Man-management has been a strength of Pioli’s previously in his managerial career, exemplified in his previous job at Fiorentina. The manner in which he led the Florence club through the darkest of times in the aftermath of Davide Astori’s tragic death showed his leadership qualities and ability to galvanise a group of players. 

The response of his Viola players, both on and off the park, spoke to the strength given to them by their manager in the most trying of circumstances. The ‘DA13’ which Pioli had tattooed on his left wrist in tribute to his late captain further endeared him to his players and the club’s fans alike.

That ability to bring a group together in a difficult time may serve the Parma-born boss well as he looks to turn around Milanese Serie-A fortunes. It would appear that he has work to do to convince the Milan faithful that he is thr right man to replace Giampaolo though. 

The hashtag PioliOut was trending even before he was officially announced as Milan’s eighth permanent manager in the last five years. His detractors point to the fact that he has never won a major trophy in his sixteen-year managerial career, although he did lift the Serie-A title as a player with Juventus in 1986. 

One sure-fire way of winning over the fans will be to win football matches and that task begins with a home fixture against newly-promoted Lecce on Sunday evening.
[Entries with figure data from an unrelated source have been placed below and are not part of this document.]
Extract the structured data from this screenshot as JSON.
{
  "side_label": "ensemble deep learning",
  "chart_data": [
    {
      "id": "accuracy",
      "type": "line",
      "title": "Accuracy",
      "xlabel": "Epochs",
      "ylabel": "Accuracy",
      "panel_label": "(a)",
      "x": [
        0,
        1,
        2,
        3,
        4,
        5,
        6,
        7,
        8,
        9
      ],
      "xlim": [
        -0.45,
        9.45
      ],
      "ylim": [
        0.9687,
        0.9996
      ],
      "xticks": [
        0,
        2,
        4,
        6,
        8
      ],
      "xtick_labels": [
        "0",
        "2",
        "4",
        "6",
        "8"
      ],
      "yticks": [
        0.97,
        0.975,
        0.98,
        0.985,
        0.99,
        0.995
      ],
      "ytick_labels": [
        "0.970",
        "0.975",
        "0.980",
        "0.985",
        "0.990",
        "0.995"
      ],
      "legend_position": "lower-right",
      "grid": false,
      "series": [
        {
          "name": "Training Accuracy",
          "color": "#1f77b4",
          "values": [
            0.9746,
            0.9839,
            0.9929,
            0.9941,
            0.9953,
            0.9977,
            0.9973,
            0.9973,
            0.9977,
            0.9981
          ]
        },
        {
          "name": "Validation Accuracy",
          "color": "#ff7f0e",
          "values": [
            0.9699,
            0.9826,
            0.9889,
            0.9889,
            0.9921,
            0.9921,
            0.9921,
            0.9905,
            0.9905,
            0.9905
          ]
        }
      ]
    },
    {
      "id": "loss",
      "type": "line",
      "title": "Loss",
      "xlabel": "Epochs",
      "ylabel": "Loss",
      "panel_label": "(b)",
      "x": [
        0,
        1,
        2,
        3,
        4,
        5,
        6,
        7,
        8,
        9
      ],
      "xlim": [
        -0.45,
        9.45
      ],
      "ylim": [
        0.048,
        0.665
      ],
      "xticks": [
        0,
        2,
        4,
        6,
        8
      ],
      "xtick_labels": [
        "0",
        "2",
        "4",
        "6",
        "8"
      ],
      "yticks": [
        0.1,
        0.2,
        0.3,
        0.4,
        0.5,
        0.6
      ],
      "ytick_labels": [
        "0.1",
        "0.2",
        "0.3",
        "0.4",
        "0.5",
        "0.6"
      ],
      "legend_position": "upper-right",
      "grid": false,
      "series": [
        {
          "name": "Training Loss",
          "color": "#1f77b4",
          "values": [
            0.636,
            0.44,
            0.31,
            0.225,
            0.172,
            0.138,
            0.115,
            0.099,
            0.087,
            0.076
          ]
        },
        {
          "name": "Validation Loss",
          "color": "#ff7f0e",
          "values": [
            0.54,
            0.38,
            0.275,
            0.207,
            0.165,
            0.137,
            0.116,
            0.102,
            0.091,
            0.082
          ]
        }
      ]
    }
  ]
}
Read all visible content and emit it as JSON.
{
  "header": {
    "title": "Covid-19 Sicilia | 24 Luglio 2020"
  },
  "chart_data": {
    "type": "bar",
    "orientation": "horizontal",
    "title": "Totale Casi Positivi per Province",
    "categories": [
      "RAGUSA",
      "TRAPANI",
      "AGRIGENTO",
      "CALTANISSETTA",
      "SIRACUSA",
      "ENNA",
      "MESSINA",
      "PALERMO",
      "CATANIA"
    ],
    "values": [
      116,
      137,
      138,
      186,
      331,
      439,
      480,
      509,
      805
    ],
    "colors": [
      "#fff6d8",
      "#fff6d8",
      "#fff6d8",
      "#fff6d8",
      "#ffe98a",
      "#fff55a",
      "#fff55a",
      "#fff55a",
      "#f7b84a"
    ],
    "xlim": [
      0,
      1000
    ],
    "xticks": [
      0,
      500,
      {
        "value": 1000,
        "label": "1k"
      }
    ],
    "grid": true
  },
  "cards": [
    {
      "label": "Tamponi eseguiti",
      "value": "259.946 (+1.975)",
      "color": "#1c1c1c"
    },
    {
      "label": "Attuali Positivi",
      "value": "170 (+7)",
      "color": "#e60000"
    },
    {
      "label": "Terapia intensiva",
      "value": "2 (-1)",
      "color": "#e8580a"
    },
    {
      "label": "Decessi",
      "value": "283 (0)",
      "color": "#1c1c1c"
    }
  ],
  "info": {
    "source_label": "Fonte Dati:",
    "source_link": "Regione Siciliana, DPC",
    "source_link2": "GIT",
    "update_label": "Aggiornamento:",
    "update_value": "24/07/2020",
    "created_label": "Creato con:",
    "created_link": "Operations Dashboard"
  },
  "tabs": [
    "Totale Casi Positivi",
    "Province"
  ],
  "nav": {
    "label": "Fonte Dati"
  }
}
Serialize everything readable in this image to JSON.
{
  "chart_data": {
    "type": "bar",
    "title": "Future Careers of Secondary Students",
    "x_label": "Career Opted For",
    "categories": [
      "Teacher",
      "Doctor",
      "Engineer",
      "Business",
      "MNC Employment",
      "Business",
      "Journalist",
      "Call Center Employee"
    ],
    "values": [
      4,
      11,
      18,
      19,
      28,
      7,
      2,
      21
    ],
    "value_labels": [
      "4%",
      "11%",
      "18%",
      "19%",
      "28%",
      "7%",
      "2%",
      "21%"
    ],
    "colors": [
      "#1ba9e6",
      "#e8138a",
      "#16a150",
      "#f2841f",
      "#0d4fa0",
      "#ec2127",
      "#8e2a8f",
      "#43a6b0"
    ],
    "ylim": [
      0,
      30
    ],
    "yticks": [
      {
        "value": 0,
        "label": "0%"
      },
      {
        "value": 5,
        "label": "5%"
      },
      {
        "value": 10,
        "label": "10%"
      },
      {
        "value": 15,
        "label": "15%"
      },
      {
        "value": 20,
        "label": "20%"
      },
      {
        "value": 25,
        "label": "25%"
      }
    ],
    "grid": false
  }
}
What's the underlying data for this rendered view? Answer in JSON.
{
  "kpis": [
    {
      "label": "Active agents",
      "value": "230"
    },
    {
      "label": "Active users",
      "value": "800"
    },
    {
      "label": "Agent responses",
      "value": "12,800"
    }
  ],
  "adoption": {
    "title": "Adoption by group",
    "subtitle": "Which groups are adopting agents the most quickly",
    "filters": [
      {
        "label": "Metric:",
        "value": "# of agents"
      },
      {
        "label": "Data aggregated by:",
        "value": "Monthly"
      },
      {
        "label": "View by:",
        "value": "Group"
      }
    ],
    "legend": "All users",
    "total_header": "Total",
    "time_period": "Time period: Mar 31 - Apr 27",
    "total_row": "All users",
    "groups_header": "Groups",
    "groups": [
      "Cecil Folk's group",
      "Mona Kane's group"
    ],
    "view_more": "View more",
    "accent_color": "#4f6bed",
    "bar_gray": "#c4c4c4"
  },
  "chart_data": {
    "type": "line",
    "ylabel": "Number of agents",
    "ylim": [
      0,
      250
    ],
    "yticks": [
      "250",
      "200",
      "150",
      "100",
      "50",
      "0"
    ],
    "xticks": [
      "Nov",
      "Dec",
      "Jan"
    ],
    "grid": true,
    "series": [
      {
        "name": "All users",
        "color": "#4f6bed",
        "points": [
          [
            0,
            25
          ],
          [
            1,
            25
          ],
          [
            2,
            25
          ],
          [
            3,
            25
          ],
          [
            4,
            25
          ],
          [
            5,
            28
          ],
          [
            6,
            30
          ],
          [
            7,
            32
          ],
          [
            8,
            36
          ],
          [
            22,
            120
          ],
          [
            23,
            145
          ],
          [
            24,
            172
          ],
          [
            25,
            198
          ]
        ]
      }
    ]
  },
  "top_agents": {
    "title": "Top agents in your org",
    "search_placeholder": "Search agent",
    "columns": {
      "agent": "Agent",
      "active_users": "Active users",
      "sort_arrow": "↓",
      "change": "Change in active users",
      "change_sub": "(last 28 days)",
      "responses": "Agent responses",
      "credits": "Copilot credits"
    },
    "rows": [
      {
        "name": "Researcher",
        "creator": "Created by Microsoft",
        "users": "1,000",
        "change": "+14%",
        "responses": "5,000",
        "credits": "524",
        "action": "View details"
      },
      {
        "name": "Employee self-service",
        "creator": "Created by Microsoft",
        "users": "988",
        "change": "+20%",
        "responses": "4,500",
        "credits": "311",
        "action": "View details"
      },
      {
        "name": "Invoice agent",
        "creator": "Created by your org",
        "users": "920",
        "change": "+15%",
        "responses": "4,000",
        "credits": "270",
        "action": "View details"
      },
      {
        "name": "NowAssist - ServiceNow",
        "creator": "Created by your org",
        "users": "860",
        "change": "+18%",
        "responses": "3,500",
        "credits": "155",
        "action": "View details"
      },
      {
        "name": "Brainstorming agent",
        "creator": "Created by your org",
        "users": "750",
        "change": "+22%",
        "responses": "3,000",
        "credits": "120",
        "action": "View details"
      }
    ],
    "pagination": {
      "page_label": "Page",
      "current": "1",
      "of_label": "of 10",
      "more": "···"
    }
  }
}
On the face of it, Pioli’s playing style should suit the personnel that he will have at his disposal at the 18-time Italian Champions. His favoured 4-3-3 formation would most likely see Rafael Leao and Suso playing either side of Krzysztof Piatek in attack. 

They would certainly provide the youthful energy required to implement the new manager’s high-pressing style and young players have flourished under his tutelage in the past. Federico Chiesa and Giovanni Simeone both thrived in Pioli’s side in Florence before a dramatic dip in the team’s form ultimately led to the manager’s departure.

The poor run of form towards the end of his time in the Tuscan capital is undeniable, as were the results which led to his departure. The ending in Florence will no doubt be used by those against his appointment as evidence that he isn’t up to the job at the Giuseppe Meazza. In the short term, with new signings not an option between transfer windows, Pioli will have to rely on the squad who have started the season poorly. 

It would seem the new man in charge has already put some changes in place to improve the fortunes of his new charges. Reports in La Gazzetta dello Sport suggest that Pioli has rearranged the seating plan in the club dining room in order to bring his squad together. 

He has also introduced the idea of the squad eating breakfast and lunch together in a bid to foster a closer bond between the players. It has also been reported that Lucas Biglia, who looked to be on his way out of Milan at one point, will be given a central role in Pioli’s Rossoneri-revolution. 

The Argentine played under his new manager in Rome when he was a Lazio player and the target of the new boss will be to emulate that side’s league position. Lazio finished third under Pioli in 2015, his best Serie-A placing as manager, and if he were to lead his new side to that position between now and next May the #PioliOut brigade will be certainly be silenced.